Lutto cittadino e bandiere a mezz’asta. Almeno quelle del Comune, perché alcune bandiere che si affacciano su via Etnea sembravano non sapere che la strage del Museo del Bardo ha colpito anche Catania. Una notizia che è passata in sordina ma così tanto in sordina che in pochi sanno che Orazio Conte era nato a Catania. Eppure a lui ieri pomeriggio è stata dedicata la giunta, aperta e straordinaria, voluta dal sindaco Enzo Bianco per celebrare il ricordo di tutti quelli che hanno perso la vita nella strage del Museo del Bardo. 23 persone, tutti turisti e un agente, e di questi quattro italiani: Antonella Sesino, Giuseppina Bellia, Francesco Caldara e Orazio Conte, un siciliano nato sotto l’Etna, studente del Principe Umberto di Catania, che aveva scelto il Politecnico di Torino per gli studi universitari e per il resto della sua vita.
Un uomo mite, Orazio Conte, un uomo buono lo hanno descritto i suoi amici d’infanzia e i suoi soci. Un bel cervello, un informatico che grazie alla sua società, la Asic srl fondata nel 1987 a Ivrea insieme ad Aldo Turati e Andrea Pinnola, si occupava dei sistemi di sicurezza informatici e di automazione di bordo per grandi navi da crociera e per le navi della Marina. Un uomo che amava il lavoro più delle vacanze e che amava la moglie più del lavoro perché è per lei che aveva scelto di farla questa benedetta vacanza. Per Carolina Bottari. E solo per lei si era deciso a scendere dalla scaletta della nave per quell’escursione al Museo del Bardo che si rivelò fatale.
Attimi assurdi e concitati, racconta chi ce l’ha fatta, sotto i pallini a raffica che colpivano alle gambe lasciando a terra chi veniva colpito. Tra loro anche Orazio e Carolina. Poi la raffica di ritorno – questa volta al petto – si abbatte su Orazio Conte. E non c’è più scampo. Anche Carolina è a terra, ha alcune ossa delle gambe spezzate e il gomito destro rotto ma ancora non lo sa, quello che vede è il sangue che scorre a fiumi e ha la prontezza di sfilare la cintura di suo marito e legarsi le gambe per fermare l’emorragia. Poi la corsa in ospedale e due operazioni all’ospedale di Tunisi che forse non basteranno. Sabato scorso il ritorno in Italia, insieme a un’altra ferita Danila Pollara, sulla barella ma con ha i suoi tre figli accanto.

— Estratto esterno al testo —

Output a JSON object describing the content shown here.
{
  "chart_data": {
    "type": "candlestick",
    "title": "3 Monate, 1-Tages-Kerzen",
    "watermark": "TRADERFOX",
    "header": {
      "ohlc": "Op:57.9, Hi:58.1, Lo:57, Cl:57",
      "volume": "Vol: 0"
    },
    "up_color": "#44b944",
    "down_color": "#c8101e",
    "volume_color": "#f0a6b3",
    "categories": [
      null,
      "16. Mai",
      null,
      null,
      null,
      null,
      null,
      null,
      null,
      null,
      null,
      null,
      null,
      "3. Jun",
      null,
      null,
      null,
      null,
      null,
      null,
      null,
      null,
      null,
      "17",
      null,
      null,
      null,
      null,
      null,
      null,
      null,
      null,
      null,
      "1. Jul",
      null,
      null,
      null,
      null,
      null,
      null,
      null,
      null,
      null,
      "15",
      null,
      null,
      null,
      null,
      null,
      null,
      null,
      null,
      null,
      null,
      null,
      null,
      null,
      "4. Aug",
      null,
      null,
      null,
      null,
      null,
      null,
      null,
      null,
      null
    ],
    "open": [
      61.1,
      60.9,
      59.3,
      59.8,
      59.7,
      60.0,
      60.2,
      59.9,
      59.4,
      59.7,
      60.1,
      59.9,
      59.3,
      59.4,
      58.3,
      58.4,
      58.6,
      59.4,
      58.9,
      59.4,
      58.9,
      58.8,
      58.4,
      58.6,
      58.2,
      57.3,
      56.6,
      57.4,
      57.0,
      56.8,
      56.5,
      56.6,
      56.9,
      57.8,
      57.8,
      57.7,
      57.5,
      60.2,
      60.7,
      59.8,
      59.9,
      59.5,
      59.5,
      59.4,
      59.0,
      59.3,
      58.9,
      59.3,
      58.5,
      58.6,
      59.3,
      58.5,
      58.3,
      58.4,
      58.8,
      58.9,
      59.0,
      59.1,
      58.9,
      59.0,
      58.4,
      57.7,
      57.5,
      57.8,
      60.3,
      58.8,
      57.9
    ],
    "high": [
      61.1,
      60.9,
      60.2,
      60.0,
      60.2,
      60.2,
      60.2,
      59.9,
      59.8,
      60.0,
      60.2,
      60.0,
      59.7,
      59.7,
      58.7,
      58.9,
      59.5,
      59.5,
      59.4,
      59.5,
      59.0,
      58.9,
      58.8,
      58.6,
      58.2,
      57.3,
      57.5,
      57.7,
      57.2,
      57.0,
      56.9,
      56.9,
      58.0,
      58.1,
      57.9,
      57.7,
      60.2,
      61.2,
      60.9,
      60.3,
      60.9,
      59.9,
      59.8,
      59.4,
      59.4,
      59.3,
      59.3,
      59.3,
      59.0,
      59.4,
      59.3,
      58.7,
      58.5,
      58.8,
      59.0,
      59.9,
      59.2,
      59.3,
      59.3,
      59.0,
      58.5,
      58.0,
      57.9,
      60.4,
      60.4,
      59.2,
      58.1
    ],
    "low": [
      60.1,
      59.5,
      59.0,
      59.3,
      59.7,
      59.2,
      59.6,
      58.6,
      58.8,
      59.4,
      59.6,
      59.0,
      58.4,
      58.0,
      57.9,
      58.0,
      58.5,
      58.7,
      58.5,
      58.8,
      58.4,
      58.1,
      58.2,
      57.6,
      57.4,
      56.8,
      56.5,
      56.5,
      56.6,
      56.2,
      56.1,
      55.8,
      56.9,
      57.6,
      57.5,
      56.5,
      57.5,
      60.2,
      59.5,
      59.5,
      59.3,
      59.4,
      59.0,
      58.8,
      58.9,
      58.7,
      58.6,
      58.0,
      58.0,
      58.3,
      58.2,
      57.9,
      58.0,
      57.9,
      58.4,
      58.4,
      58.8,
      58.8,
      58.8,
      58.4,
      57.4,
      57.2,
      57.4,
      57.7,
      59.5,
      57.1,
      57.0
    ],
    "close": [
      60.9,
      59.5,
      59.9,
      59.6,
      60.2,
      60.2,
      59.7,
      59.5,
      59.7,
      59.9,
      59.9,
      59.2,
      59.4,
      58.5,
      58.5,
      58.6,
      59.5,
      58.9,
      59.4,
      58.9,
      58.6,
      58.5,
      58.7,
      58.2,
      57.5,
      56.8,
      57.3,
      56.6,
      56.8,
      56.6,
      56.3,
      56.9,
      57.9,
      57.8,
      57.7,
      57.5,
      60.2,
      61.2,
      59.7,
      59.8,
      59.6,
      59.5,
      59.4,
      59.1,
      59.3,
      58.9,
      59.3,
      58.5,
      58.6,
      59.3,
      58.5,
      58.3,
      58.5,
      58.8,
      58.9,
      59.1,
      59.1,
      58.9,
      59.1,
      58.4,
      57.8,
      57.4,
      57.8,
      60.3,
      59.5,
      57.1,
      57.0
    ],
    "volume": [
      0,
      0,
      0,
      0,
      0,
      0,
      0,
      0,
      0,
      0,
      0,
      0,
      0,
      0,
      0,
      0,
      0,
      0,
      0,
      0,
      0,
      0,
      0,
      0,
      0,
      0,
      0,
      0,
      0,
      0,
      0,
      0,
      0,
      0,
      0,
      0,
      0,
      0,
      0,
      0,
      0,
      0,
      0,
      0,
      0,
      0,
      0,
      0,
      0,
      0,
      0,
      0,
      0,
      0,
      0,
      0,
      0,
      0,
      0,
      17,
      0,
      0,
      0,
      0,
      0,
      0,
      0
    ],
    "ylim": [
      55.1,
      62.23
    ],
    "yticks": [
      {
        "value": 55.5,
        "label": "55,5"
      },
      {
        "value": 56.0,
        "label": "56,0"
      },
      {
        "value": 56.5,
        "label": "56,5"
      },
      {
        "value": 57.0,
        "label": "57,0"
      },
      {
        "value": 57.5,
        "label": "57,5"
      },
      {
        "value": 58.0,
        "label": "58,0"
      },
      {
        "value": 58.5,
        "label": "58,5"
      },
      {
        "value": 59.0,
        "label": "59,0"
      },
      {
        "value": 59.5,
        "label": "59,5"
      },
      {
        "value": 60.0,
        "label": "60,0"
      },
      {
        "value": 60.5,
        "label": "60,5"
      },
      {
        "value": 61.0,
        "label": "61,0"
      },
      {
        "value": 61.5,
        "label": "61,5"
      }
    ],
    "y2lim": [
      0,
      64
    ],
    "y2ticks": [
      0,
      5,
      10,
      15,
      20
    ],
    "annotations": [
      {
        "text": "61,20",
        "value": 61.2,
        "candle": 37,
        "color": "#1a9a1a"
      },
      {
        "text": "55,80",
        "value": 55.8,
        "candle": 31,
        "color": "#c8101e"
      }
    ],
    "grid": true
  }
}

Intanto a Tunisi sette responsabili della sicurezza sono stati licenziati: il capo del distretto di polizia, il comandante dei vigili, il responsabile della sicurezza per il turismo, il capo della sicurezza del distretto del bardo e il suo omologo a Sidi Bechir, il responsabile dei servizi del Bardo e il capo del posto di polizia del museo. Il Museo dovrebbe riaprire alla fine di questa settimana ma non verranno fatti lavori di restauro molto aggressivi. Il direttore Ben Moussa ha dichiarato che il museo è un “luogo della memoria e le tracce rimarranno a testimoniare un incidente che ha colpito un simbolo della cultura”. Alla giunta straordinaria che si è tenuta ieri pomeriggio a Catania erano presenti: il viceprefetto Enrico Gullotti, i comandanti provinciali dei Carabinieri Alessandro Casarsa e della Guardia di Finanza Roberto Manna, il vicequestore Giovanni Signer, il comandante del 41° Stormo dell’Aeronautica militare Vincenzo Sicuso, il comandante della Caserma Sommaruga Giovanni Giagheddu e il comandante Daniele Di Guardo della Capitaneria di Porto. Presenti inoltre la presidente del Consiglio comunale Francesca Raciti, gli assessori Luigi Bosco, Marco Consoli, Rosario D’Agata, Salvo Di Salvo, Orazio Licandro, Valentina Scialfa e Angelo Villari, i capogruppo del Megafono Daniele Bottino e di Articolo 4 Nuccio Lombardo e il vice capogruppo del Pd Nino Vullo, il segretario e direttore generale Antonella Liotta e il capo di Gabinetto Massimo Rosso. “Abbiamo voluto ricordare – ha detto Bianco – non solo il nostro concittadino Orazio Conte, non solo tutti gli italiani ma tutte le vittime dell’attentato di Tunisi, che ha suscitato sdegno e dolore, ma anche sentimenti di sgomento e angoscia”. E intanto sono in molti a pensare che l’attentato al Parlamento tunisino fosse solo una scusa e che il vero bersaglio fossero i turisti.